Strafford's eyes were turned towards the Hall, indeed; but, as he gazed and communed with his own thoughts, he saw, in the clear water that filled the old basin of the fountain, the edge of the yellow moon

rising slowly up, reflected in the clear mirror which nature offered to it. It was lovely though sad, and seemed to Strafford like the memory of a dead friend.

He bent down his eyes upon it for some minutes, and when he raised them again to look towards the house, he suddenly saw a figure in white approaching rapidly towards him from the terrace. The steps seemed to waver and to stagger as it came, but the heart of Strafford beat with strange and unaccountable expectations At that distance and in that dim light his eyes could serve him but little to distinguish who the person that approached was, but yet a greater degree of agitation took possession of his bosom at that moment than any other sight had ever produced in life. It was like a vision, a dream, an idle, insane fancy; but yet he could not free his mind from the thought that it was Edith whom he saw. For a few instants he remained almost motionless; but then, unable to resist his feelings, he sprang forward to meet the figure that approached.

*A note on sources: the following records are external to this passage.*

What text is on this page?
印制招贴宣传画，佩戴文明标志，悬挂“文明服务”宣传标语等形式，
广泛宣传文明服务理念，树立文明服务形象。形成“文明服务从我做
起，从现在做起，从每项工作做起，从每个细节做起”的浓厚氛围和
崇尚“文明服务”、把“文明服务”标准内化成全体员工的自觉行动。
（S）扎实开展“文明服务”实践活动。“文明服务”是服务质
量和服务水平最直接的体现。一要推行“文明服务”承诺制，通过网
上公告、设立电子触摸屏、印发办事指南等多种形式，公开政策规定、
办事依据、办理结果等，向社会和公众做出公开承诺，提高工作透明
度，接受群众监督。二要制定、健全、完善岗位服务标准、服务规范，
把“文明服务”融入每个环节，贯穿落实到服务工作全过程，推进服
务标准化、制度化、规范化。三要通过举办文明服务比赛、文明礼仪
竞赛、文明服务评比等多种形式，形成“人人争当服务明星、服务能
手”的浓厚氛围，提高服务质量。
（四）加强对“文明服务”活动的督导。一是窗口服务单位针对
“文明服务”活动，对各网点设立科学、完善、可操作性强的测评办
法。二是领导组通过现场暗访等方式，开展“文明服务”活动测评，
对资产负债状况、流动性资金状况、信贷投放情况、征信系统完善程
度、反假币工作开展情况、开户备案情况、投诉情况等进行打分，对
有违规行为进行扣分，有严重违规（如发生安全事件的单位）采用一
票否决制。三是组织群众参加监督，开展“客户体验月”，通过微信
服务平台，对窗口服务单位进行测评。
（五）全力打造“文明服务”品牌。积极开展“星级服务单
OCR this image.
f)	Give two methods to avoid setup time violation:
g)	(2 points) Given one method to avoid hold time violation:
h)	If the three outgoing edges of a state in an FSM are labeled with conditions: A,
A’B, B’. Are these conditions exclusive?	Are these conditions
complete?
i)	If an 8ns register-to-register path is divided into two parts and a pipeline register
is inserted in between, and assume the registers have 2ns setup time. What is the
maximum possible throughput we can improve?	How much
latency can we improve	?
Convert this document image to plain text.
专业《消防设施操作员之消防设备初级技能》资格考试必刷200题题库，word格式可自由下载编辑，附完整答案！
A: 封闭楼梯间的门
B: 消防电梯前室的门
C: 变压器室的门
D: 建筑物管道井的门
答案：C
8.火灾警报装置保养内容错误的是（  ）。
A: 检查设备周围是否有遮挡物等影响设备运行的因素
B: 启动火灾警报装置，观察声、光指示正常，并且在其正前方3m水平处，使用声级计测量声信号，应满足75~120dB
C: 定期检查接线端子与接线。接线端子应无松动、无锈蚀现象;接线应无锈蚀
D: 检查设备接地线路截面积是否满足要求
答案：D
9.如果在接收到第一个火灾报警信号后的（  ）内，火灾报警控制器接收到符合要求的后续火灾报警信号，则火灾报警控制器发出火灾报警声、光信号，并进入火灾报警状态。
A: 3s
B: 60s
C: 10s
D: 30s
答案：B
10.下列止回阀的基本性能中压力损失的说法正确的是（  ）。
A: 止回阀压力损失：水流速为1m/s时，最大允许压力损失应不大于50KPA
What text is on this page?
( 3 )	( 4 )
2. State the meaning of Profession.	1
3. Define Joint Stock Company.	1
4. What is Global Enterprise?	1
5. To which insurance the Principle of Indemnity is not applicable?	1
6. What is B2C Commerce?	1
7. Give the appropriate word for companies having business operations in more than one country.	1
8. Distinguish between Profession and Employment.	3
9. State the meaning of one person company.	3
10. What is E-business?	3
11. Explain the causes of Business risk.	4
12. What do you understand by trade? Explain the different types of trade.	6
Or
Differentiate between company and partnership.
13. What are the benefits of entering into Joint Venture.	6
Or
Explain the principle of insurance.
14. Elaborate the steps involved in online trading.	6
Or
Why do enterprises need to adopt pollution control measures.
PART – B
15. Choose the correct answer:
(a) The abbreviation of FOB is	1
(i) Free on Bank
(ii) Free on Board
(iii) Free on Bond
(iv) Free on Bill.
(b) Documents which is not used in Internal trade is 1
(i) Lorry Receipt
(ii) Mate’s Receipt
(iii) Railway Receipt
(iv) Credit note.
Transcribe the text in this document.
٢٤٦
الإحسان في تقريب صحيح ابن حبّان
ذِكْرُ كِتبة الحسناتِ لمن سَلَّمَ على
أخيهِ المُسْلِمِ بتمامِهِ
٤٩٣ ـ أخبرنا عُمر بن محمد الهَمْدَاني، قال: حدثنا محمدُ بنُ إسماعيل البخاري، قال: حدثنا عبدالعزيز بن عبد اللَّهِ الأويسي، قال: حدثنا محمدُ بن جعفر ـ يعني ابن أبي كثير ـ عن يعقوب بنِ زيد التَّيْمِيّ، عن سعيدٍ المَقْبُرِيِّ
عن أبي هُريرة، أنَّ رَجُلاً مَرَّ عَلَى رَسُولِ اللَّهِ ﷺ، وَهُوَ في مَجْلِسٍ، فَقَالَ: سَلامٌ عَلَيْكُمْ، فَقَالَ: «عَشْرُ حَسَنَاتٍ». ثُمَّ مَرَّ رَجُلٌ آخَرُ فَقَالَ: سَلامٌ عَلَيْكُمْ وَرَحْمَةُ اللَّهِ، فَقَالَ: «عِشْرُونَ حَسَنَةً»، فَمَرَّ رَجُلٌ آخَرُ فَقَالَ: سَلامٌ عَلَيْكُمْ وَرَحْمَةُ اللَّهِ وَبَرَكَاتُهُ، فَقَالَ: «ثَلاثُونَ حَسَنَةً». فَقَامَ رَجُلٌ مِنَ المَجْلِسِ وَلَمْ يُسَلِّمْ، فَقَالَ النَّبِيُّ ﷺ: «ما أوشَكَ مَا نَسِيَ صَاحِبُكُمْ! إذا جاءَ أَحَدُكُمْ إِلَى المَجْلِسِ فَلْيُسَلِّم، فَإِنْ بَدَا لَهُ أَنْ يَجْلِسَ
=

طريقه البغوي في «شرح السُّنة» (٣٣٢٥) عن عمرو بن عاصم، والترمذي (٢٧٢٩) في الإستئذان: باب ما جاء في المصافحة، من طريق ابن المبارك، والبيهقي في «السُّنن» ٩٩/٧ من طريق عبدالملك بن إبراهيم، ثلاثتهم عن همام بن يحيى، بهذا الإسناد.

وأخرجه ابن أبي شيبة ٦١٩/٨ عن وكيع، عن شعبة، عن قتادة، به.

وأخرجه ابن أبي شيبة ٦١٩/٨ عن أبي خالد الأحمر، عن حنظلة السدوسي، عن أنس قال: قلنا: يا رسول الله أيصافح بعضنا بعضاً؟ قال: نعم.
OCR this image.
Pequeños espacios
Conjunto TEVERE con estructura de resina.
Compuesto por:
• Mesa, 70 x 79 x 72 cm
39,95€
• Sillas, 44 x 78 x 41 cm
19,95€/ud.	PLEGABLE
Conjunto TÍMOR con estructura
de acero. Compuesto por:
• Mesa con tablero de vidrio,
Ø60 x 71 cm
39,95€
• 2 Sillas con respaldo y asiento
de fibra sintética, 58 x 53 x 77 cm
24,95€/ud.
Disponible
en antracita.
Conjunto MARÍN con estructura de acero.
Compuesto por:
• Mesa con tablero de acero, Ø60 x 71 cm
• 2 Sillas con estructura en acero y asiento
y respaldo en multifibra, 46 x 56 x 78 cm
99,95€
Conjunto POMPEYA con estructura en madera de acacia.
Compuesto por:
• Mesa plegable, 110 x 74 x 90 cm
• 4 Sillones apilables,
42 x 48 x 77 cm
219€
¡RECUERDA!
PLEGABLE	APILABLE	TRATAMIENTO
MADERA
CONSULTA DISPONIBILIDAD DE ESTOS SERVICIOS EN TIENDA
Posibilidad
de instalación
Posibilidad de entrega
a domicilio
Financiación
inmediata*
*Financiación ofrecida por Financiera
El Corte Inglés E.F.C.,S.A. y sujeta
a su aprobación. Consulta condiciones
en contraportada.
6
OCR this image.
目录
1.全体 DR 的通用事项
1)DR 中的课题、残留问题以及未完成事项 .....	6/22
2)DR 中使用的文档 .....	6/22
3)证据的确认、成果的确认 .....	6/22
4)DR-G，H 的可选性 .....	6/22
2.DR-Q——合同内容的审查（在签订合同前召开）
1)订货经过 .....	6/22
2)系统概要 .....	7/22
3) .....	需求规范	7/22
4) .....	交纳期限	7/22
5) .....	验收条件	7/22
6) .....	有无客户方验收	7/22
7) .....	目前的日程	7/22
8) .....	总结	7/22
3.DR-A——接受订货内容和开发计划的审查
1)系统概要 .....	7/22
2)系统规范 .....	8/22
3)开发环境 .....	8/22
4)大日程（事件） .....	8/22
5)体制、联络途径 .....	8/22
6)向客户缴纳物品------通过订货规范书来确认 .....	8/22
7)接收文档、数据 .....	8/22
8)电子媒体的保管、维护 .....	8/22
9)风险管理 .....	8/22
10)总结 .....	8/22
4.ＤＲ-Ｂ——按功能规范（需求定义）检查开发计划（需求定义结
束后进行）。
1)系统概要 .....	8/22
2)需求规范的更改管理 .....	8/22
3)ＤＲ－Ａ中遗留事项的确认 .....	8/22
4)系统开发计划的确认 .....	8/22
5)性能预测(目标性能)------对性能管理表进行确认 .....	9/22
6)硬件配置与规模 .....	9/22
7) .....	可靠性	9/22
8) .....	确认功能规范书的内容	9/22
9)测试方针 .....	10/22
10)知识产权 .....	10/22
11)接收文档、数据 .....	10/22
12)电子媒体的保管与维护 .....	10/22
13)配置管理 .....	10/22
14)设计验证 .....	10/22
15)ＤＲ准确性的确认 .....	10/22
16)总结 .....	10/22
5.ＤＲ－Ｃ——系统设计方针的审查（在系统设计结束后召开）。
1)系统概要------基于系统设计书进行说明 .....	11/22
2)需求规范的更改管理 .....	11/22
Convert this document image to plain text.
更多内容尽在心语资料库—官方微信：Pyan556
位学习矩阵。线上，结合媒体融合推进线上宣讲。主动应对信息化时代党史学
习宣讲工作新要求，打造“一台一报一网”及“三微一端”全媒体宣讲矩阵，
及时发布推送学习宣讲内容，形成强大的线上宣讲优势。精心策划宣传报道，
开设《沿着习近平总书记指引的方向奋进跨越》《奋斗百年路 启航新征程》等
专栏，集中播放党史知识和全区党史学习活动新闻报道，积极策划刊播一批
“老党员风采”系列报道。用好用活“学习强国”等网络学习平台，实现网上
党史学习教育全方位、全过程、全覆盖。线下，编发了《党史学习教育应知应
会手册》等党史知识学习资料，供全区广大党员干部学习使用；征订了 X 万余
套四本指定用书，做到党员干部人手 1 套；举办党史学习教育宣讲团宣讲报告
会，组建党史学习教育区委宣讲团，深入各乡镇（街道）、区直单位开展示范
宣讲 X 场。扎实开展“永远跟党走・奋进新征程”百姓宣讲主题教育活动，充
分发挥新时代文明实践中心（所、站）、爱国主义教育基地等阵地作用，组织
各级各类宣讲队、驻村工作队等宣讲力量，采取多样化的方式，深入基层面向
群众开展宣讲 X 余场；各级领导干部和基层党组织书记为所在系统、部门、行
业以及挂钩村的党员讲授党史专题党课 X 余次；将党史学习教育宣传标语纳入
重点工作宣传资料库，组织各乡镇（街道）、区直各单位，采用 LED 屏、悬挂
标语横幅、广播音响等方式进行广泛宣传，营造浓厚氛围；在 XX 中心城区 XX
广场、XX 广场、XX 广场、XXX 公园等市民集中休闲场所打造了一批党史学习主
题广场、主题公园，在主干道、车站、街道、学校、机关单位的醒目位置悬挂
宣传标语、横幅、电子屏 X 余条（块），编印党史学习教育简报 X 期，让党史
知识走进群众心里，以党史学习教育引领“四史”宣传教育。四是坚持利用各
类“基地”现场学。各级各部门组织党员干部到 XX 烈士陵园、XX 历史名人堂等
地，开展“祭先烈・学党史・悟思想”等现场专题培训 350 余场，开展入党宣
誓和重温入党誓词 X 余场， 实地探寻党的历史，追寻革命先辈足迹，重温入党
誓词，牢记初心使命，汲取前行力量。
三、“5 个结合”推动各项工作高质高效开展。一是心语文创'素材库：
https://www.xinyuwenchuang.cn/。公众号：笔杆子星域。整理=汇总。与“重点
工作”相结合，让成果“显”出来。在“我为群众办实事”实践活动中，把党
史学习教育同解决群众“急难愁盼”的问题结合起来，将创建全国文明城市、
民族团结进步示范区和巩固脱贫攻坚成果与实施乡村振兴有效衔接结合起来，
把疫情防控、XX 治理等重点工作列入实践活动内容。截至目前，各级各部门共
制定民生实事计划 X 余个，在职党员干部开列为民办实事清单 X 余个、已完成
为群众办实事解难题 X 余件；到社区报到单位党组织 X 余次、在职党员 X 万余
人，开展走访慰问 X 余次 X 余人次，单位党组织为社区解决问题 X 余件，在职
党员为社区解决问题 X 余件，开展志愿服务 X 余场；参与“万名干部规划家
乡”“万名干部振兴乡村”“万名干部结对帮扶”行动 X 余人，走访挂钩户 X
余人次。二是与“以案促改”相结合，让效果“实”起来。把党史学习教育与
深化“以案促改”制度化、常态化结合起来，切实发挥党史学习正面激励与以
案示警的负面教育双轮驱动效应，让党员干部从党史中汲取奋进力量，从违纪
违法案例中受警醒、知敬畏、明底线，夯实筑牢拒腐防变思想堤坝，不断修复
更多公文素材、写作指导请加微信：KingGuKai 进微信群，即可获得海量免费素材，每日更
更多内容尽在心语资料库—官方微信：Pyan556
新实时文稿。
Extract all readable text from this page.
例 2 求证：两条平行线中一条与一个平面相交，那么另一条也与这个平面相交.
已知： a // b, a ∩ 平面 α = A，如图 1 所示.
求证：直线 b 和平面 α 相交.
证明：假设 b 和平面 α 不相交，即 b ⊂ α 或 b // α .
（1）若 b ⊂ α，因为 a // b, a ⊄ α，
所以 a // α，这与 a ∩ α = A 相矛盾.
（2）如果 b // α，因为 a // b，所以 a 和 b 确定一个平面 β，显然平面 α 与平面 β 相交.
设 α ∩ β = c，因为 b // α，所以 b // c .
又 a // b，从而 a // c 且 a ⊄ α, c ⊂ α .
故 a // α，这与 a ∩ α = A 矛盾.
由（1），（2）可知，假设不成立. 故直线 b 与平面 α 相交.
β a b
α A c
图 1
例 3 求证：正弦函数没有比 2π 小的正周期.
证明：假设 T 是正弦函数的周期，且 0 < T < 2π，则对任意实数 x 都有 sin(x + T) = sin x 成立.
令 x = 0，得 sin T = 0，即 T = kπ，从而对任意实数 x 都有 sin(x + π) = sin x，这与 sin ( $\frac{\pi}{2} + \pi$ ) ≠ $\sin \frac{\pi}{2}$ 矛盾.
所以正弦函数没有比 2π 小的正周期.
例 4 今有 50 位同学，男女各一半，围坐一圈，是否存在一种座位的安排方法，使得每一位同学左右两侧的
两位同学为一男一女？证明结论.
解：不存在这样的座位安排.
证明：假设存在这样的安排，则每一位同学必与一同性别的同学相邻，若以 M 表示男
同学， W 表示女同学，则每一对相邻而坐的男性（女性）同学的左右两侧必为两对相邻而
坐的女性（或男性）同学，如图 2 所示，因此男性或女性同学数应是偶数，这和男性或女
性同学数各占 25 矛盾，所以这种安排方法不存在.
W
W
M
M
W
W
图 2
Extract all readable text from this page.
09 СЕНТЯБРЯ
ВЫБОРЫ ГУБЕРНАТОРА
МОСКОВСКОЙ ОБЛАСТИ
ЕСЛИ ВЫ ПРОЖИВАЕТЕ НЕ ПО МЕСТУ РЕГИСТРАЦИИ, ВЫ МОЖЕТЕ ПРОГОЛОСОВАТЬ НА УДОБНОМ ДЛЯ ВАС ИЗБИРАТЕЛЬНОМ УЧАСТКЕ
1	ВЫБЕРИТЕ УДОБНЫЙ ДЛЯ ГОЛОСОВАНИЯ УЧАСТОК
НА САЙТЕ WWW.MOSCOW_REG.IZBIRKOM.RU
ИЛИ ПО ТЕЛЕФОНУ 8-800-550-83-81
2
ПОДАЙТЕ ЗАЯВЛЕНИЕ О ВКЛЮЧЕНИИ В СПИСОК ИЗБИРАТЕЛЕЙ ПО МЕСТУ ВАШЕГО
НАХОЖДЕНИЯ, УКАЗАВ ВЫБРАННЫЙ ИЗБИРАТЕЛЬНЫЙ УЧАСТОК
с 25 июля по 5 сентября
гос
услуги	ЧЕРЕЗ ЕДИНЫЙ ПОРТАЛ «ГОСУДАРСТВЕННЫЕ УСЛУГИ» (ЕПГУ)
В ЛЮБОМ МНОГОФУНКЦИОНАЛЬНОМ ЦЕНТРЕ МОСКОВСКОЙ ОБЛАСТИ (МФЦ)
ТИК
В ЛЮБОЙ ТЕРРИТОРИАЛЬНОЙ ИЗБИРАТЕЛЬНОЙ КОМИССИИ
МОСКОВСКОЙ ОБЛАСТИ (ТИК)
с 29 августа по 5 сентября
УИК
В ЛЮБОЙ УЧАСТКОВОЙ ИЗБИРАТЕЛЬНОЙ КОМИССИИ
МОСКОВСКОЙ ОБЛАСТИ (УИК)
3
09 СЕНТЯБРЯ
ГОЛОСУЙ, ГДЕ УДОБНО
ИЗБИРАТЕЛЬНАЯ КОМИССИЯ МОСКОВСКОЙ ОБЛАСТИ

It came on straight and rapidly, and every moment his conviction became more and more strong. The moon shone full upon the face; she held out her arms towards him; he darted forward, and in a moment Edith was clasped to his heart.

Strange and extraordinary were his sensations, however. Everything was unaccountable. She was dressed in her night clothing; a thin dressing-gown, through which he could feel the warm and feverish blood beating against his bosom, seemed to have been cast over her in haste; the feet that were in the small slippers were otherwise bare; and while for a moment or two she remained panting in his arms, with the speed with which she had come, Strafford's mind was filled with the strangest and wildest imaginings.

"Save me, Strafford!" she cried at length. "Save me! save me! He will follow me here if you do not save me! He is cursing me now; do you not hear him? he is cursing me now. He came and stood by my bedside and shook me by the arm, and cursed me again. Hark! do you not hear him? Take me away! oh, take me away!"

"Whither should I take you, dearest Edith?" demanded Strafford, now terribly convinced that she had quitted the house in the delirium of fever.